Esas mismas fuentes sugieren que –dados los reflejos autoritarios del presidente Bukele– la nueva normativa podría conducir incluso a la criminalización de los ambientalistas.
Los opositores a los proyectos mineros presidenciales, reiteran las probables «consecuencias irreversibles» de la minería en El Salvador.
También la Conferencia Episcopal salvadoreña abunda en el mismo sentido al afirmar que «la práctica de cualquier tipo de minería sería, en nuestro país, gravemente dañina» y tendría «un gravísimo impacto en el medio ambiente, la fauna y la flora», y en primer lugar, desde luego, en «la salud y la vida de la población».
El mismo texto recuerda que los productos químicos utilizados para la extracción de los metales son siempre «sumamente tóxicos y letales» y convierten las aguas «en veneno letal». Una letalidad destinada a permanecer en la tierra durante siglos, dicen los obispos salvadoreños.
Por el contrario, el partido oficialista Nuevas Ideas (NI) del presidente Nayib Bukele defiende que no habrá daños medioambientales porque se prohibiría el uso de mercurio en «todas las fases del ciclo minero». Sin embargo, según señalan portavoces ecologistas, no se ha prohibido el uso de otros elementos como el cianuro, altamente tóxico y que puede incidir en las fuentes hídricas que se precisa utilizar en el proceso minero.
Alejandro Henríquez, del grupo Rebelión Verde de El Salvador (REVERDES) ha repetido que «las personas más empobrecidas son las que van a sufrir los impactos mortales de la minería, mientras otros harán grandes negocios».

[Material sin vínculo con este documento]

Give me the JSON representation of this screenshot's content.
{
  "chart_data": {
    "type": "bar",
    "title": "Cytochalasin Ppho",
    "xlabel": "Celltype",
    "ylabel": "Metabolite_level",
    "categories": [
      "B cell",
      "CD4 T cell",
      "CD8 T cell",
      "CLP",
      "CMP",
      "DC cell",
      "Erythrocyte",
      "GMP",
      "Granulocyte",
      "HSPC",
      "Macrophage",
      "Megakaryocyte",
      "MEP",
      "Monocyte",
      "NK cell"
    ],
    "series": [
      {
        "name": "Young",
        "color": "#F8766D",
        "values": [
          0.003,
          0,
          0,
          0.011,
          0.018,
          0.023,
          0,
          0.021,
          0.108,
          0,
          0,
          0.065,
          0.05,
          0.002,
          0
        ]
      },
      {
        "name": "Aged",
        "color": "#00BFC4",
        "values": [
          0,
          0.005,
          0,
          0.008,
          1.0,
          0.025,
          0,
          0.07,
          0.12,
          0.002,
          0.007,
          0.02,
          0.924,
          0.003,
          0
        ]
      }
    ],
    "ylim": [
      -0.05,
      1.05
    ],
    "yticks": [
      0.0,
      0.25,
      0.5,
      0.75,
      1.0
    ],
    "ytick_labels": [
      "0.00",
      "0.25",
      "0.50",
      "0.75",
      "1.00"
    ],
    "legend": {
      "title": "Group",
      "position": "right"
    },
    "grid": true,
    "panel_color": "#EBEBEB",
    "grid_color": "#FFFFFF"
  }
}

En la red social X (exTwitter), la destacada periodista Angélica Cárcamo, destaca que el voto de la comisión que ha impulsado la derogación de la ley de 2017 tomó su decisión «un sábado, en vísperas de Navidad, sin discusión [previa] en comisiones, sin análisis técnicos, sin escuchar a especialistas, sin consultar a las comunidades… Pero decían que serían diferentes a los anteriores, y es cierto: son peores».
A mediados de junio, el gobierno de Guatemala revocó la licencia que había concedido a una empresa de capital canadiense para explotar la mina de Cerro Blanco, un proyecto que había sido rechazado en referéndum por la ciudadanía guatemalteca.
Cerro Blanco sería una explotación minera que amenazaría el río Lempa y el lago Güija, que comparten Guatemala y El Salvador, donde el Lempa es la principal fuente de agua de la capital salvadoreña.
Coincidiendo con la sesión parlamentaria, diversas asociaciones llamaron a protestar ante la Asamblea Legislativa, mientras se votaba.
Y esa protesta ha tenido lugar bajo un lema inequívoco: La minería responsable no existe.
En varios estados centroamericanos y del Caribe, los conflictos medioambientales son numerosos y, con frecuencia, tienen que ver con empresas transnacionales cómplices de los poderes locales y que ignoran a los habitantes y la realidad de esos países.
En casi toda América Latina, y no sólo en los países más extensos, como Brasil, Colombia o Perú, la deforestación y el extractivismo minero son considerados por muchos expertos como amenazas mayores contra las fuentes hídricas y la biodiversidad.